Los excitones, aunque son menos conocidos que los electrones, son esenciales para la conversión de energía y se utilizan en aplicaciones cotidianas como luces y paneles solares. Dado que carecen de carga eléctrica, los excitones pueden transportar información cuántica sin las pérdidas asociadas al movimiento de partículas cargadas, como los electrones, lo que podría reducir el calentamiento de dispositivos como teléfonos móviles y computadoras durante su uso.
Un avance hacia la computación sostenible
La creciente demanda de procesamiento de datos en aplicaciones como la inteligencia artificial ha llevado a un consumo energético desmedido, lo que ha motivado a los investigadores a explorar alternativas más eficientes. Mack Kira, coautor del estudio, señala que «si los centros de procesamiento grandes estuvieran alimentados por excitones, no tendríamos este enorme consumo energético». Esta afirmación subraya la importancia de la investigación en excitónica, un campo que ha comenzado a recibir atención en los últimos años debido a su potencial para ofrecer soluciones a los desafíos energéticos actuales.
El estudio describe cómo los excitones se forman en los semiconductores cuando una fuente de energía excita un electrón, provocando su salto a un estado de energía superior y dejando atrás una vacante positiva conocida como «hueco». La atracción entre el electrón negativo y el hueco positivo da lugar a la formación de un excitón, que se comporta como una partícula neutra. Sin embargo, manipular excitones de manera controlada ha sido un desafío, ya que, a diferencia de los electrones, no pueden ser dirigidos fácilmente por campos eléctricos.

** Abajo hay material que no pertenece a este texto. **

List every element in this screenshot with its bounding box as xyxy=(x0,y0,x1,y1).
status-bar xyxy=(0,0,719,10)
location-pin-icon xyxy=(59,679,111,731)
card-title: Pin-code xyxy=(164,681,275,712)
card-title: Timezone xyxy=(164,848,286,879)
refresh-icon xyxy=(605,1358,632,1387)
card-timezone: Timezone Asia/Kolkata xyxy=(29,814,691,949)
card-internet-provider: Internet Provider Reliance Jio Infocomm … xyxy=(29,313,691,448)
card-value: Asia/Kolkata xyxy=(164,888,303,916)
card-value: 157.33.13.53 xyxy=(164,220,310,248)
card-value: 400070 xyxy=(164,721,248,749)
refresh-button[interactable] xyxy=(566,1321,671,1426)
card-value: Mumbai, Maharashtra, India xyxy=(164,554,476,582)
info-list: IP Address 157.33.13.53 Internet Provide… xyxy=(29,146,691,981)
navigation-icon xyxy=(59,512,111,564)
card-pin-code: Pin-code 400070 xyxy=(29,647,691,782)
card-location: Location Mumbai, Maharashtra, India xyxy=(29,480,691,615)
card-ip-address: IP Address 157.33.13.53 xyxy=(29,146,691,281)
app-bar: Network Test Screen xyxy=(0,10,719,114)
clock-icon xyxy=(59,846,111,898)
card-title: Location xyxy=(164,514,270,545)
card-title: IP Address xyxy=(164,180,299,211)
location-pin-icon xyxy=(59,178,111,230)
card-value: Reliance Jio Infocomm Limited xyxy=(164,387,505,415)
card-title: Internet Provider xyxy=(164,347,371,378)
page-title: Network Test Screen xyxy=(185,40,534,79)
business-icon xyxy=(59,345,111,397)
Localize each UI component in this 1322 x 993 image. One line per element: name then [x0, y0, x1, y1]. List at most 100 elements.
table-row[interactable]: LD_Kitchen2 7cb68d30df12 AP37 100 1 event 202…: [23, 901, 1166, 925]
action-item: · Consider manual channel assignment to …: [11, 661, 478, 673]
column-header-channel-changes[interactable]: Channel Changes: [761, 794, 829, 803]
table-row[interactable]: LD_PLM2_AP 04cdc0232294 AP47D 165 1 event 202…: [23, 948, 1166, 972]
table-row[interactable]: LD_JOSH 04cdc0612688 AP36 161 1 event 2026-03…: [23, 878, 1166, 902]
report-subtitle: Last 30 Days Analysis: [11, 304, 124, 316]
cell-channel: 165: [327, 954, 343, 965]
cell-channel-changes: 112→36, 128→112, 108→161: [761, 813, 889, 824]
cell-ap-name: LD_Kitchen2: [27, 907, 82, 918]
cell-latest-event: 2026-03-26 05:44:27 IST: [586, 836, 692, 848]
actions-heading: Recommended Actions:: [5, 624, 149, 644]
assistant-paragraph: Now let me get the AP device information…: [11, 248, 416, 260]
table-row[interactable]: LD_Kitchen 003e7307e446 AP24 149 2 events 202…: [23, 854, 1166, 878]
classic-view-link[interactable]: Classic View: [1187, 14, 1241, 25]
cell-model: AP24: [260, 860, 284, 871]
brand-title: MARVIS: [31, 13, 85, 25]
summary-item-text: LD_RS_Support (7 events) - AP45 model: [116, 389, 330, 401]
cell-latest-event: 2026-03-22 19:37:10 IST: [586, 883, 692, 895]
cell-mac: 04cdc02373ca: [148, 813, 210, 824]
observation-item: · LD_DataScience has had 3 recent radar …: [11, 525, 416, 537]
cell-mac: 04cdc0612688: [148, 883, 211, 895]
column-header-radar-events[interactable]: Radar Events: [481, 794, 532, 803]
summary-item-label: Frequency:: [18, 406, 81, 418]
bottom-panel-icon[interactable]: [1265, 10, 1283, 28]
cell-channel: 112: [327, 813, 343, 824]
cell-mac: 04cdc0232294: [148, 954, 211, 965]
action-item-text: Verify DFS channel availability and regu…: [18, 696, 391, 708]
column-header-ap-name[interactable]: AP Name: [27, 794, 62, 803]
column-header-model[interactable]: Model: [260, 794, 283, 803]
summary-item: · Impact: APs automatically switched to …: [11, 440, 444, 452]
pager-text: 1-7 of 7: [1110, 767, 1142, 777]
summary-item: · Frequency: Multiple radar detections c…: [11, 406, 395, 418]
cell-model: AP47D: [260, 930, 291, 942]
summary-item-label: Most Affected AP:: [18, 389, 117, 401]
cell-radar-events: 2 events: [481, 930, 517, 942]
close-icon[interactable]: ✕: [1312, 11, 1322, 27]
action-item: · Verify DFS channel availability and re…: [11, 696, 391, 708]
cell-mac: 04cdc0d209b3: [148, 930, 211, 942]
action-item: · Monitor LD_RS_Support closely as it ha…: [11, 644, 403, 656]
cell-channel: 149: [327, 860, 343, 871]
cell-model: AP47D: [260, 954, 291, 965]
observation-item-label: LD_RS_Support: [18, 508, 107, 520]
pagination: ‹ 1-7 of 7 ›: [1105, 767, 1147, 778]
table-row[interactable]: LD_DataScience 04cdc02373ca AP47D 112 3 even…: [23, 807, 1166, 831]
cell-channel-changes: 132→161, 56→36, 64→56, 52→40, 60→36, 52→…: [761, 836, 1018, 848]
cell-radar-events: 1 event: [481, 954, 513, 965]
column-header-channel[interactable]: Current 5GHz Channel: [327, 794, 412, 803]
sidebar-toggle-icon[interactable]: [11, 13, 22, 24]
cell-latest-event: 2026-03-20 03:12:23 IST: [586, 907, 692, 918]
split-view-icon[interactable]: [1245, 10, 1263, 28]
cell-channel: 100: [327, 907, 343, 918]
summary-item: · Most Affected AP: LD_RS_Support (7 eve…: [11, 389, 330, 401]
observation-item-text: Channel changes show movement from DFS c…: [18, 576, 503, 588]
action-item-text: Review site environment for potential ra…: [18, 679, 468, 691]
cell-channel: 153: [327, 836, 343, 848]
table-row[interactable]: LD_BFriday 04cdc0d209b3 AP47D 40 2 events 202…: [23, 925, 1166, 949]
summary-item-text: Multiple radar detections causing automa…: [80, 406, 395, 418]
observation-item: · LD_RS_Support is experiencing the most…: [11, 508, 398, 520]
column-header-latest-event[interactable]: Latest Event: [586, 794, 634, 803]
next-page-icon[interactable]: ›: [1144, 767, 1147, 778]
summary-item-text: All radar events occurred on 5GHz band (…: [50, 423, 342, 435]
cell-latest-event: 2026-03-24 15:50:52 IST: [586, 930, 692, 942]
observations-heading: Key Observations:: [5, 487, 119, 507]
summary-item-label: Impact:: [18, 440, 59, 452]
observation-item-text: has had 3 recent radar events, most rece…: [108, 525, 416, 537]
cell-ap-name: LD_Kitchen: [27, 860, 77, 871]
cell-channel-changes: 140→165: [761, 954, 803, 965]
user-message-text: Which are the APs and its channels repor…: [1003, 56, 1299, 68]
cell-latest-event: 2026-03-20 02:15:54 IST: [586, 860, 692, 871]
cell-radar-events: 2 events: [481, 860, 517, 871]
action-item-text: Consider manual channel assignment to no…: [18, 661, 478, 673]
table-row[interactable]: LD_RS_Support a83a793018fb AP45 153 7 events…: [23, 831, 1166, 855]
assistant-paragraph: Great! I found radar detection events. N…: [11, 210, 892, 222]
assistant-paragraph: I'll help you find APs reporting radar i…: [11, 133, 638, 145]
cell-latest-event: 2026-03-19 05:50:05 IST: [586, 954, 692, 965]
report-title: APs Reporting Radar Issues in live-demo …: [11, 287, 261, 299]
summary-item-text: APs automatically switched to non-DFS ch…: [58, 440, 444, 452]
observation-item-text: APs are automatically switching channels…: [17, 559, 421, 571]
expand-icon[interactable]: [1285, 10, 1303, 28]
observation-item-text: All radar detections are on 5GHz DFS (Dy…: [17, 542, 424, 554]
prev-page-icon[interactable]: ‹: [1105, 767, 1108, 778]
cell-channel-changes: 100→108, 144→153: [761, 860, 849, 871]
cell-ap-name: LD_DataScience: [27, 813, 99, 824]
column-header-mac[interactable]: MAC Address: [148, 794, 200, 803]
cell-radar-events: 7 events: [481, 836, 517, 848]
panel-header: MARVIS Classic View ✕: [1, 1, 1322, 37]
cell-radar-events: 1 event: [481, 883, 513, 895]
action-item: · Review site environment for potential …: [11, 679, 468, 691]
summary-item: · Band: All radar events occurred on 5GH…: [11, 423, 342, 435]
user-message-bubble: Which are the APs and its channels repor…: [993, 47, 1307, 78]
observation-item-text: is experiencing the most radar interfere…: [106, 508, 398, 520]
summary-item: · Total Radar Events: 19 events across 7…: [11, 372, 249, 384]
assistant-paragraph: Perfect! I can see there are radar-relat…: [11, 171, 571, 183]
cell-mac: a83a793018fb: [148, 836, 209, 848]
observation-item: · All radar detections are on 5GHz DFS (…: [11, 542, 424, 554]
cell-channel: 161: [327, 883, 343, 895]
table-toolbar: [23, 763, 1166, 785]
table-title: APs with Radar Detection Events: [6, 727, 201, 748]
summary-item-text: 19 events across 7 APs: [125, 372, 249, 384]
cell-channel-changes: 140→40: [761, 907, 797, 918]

El equipo de investigadores ha desarrollado un método innovador que crea un paisaje energético en el espacio, permitiendo que los excitones se desplacen a lo largo de una estructura física similar a un cable. Además, han incorporado electrodos que actúan como un interruptor, permitiendo controlar el flujo de excitones al crear barreras energéticas que pueden ser activadas o desactivadas. «Un interruptor como este no se había realizado hasta ahora», afirma Zhaohan Jiang, estudiante de doctorado y autor principal del estudio.
Durante las pruebas, el dispositivo mostró una relación de conmutación de más de 19 decibelios, suficiente para respaldar aplicaciones avanzadas en optoelectrónica, como enlaces de transferencia de datos de alta velocidad, que son cruciales para supercomputadoras, centros de datos y dispositivos inteligentes. El enfoque «optoexcitónico» del dispositivo combina la creación de excitones mediante luz y el uso de esta luz para impulsar su movimiento, permitiendo transportar excitones en una sola dirección a lo largo de la estructura de la nanostructura.
El equipo planea seguir desarrollando esta tecnología, con el objetivo de conectar múltiples interruptores excitónicos para crear circuitos más complejos. Este avance podría ser fundamental para satisfacer la creciente demanda de transmisión de datos de alta velocidad en centros de datos y aplicaciones de inteligencia artificial y aprendizaje automático. Con este desarrollo, la Universidad de Michigan ha solicitado protección de patente, lo que indica su potencial impacto en el futuro de la tecnología cuántica y su aplicación en la vida cotidiana.